Alford to switch from Sky News to Sky Sports News
Mark Alford will become Sky Sports News’ Director from January, switching from his current role as Head of Digital at Sky News where he will be shortly overseeing the broadcaster’s online coverage of the UK General Election.
BT Sport executives find new roles
Former BT Sport Head of Football Stephen Cook has joined IMG Productions as Director of Content, while another former BT Sport executive, Head of Commercial Sports Rights Steve Norris, has been hired by Gravity Media as Director of Production and Content.
CONTENT/PRODUCTION
NRL ponders in-house move
Australia’s NRL is reportedly pondering a move to take over the production of matches, a move likely to significantly alter the dynamics of its next rights deal negotiation. The current domestic broadcast deals, with Foxtel and Nine, run until 2022 and its live rights sold for around AUS$2 billion last time round. The Sydney Morning Herald, however, reports that the NRL is discussing in-house production as a way of making the rights more attractive to a new group, including domestic streaming service Kayo and the FAANGS, as well as keeping open the possibility of retaining a portion of rights to sell to fans directly via its own digital platforms.
DISTRIBUTION
To the max
The much-hyped streaming wars are about to begin in the United States – and beyond – and while the soon-to-launch Apple TV+, HBO Max and Disney+ do not have a direct sports focus, it is certainly worth keeping an eye on how they perform in the battle to get in terms with Netflix (160 million subscribers at the last count). AT&T’s HBO Max, which brings together content from HBO, Turner and Warner Bros following AT&T’s US$109 billion purchase of Time Warner earlier this year, was unveiled this week, with the company targeting 50 million US subscribers and between 75 million and 90 million in total globally by 2025. It will launch in May and intriguingly WarnerMedia confirmed that it intends “in the future to provide subscribers with unique live, interactive and special event programming…” as part of the service. Meanwhile, Disney and Verizon have partnered ahead of the launch of Disney+ on 12th November, with Verizon’s current customers set to receive a free year of the new service.
F1’s Twitch trial
Formula One is mulling over the results of its live broadcast on Twitch, which took place over the Mexican Grand Prix weekend.

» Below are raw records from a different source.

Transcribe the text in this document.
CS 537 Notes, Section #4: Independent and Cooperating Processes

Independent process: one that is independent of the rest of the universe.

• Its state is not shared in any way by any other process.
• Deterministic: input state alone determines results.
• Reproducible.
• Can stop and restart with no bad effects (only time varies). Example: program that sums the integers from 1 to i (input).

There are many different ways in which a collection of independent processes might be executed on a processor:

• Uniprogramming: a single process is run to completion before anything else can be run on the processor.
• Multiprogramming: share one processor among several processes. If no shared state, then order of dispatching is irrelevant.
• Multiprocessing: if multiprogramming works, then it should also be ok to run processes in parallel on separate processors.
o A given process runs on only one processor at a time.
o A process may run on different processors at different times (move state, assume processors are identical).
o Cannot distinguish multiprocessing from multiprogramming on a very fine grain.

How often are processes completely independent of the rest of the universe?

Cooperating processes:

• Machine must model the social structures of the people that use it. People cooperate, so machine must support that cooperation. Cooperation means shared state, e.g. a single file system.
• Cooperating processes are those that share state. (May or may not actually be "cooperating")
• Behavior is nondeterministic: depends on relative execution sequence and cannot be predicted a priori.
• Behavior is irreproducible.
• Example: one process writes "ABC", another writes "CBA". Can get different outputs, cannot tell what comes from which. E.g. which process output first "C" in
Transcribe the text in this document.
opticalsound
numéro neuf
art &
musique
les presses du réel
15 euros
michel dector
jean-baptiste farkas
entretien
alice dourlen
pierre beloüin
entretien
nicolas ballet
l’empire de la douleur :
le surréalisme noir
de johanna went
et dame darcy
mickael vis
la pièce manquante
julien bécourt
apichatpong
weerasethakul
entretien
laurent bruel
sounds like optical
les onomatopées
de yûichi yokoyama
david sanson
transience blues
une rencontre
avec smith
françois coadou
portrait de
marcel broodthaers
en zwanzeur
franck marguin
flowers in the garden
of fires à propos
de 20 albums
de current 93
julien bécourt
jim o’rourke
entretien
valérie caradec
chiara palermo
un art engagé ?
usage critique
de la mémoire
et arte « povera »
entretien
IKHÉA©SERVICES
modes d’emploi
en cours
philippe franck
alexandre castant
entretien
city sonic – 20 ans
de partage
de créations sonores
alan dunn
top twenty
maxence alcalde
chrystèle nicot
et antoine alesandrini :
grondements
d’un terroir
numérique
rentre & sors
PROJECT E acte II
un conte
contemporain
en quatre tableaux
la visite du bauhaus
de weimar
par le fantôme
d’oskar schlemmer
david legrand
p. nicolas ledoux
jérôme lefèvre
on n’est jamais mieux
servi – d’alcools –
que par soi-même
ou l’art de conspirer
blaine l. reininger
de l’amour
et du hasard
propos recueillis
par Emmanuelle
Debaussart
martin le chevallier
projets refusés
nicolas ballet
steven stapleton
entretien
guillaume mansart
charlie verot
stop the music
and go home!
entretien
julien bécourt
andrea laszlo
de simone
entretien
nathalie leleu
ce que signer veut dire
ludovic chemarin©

Billed as a trial, the streaming service broadcast Sunday’s race in six markets, notably including the major market of Germany, with local gaming personalities recruited to provide commentary and point their own communities towards the coverage. The broadcasts also included a data-based live prediction integration.
Snap and DAZN team up
Following its recent rather transparent blanket messaging on Twitter, where all sorts of boxing personalities posted the same promotional tweet, DAZN has turned its attention to another social platform. Its new partnership with Snapchat began this week, helping the broadcaster promote its coverage of Canelo Alvarez’s latest fight on Saturday. Fight night will be the first time Snapchat has ‘in-progress premier boxing highlights’ on the platform. Several levels up the DAZN food chain, meanwhile, owner Len Blavatnik and Executive Chairman John Skipper are reportedly looking to raise at least US$500 million to support the company’s further expansion in rights and markets.